Main courses are frustrating, too, less for the sometimes too-thought-out presentation than for the variability in flavor. The lamb shank ($28), for instance, in a sweet chile sauce with balsamic vinegar and lemon, could have been a bit more tender, but had a full flavor reminiscent of short ribs. The grilled wild salmon ($27) was acceptable, but the green-bean-and-tomato stew beneath it was a pallid disappointment, and the long wedges of Yukon Gold potatoes with it and many other dishes tasted steamed and undercooked. (Fitzgerald told me they were roasted separately; perhaps the pans are too tightly packed.) The baked shrimp in spicy tomato sauce ($15) was fine, but pretty dull.

Mezé is a gamble. The saganaki ($9), made with a fried white cheese called kefalotyri—a dish that must be eaten fresh and hot—was inedibly salty and arrived cool and greasy. But the spanakopita ($9), usually greasy and boring, are fried to order rather than baked; the phyllo is wonderfully buttery and crisp, the filling absolutely fresh and not oversalted. This is worthwhile reimagining. A dish of Greek yogurt and honey ($8), a dessert that can be sublime, suffered from properly thick but characterless yogurt. Yet the dense and dark honey tasting of chestnuts was top quality.
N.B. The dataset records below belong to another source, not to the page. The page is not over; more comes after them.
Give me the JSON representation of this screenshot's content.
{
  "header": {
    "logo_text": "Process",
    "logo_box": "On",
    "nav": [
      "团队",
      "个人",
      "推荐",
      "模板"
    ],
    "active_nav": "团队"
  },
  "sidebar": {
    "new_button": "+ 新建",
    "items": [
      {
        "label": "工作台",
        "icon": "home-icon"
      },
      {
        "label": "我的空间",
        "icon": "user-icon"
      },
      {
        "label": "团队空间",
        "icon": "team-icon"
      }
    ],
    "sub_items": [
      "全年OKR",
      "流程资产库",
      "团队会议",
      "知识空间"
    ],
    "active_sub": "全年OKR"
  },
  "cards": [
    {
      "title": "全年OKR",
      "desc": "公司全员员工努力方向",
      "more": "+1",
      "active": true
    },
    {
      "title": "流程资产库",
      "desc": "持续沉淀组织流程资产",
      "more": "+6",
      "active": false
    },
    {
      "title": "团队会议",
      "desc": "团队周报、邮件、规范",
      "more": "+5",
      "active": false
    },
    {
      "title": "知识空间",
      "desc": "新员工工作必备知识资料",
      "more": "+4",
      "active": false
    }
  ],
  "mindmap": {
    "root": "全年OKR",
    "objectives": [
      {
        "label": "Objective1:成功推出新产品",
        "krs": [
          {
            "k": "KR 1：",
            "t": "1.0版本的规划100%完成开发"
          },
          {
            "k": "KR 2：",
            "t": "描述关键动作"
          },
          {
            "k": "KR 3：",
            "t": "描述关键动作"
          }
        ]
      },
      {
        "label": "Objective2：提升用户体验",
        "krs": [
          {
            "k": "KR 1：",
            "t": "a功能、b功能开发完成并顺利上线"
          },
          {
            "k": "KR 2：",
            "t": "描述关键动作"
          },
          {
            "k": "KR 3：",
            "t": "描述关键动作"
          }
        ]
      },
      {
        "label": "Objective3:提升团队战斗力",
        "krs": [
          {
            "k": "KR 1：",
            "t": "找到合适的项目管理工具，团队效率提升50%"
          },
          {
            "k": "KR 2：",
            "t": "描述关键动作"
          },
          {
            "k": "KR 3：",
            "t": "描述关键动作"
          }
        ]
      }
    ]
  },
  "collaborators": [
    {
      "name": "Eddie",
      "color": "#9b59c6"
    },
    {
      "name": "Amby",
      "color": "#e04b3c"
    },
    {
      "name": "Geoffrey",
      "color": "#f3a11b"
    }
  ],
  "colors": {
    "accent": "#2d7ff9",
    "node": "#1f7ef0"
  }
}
Much is really good, then, but much mysteriously disappointing, and you have to wait too long for all of it. But the wine list is distinguished and really new, introducing varieties such as assyrtiko and aghiorghitiko that every wine lover should learn and appreciate. And the gritty, strong, fragrant coffee will bring a lump to any Greece-lover's throat. So go to Mezé Estiatorio— but with an open mind. And an open schedule.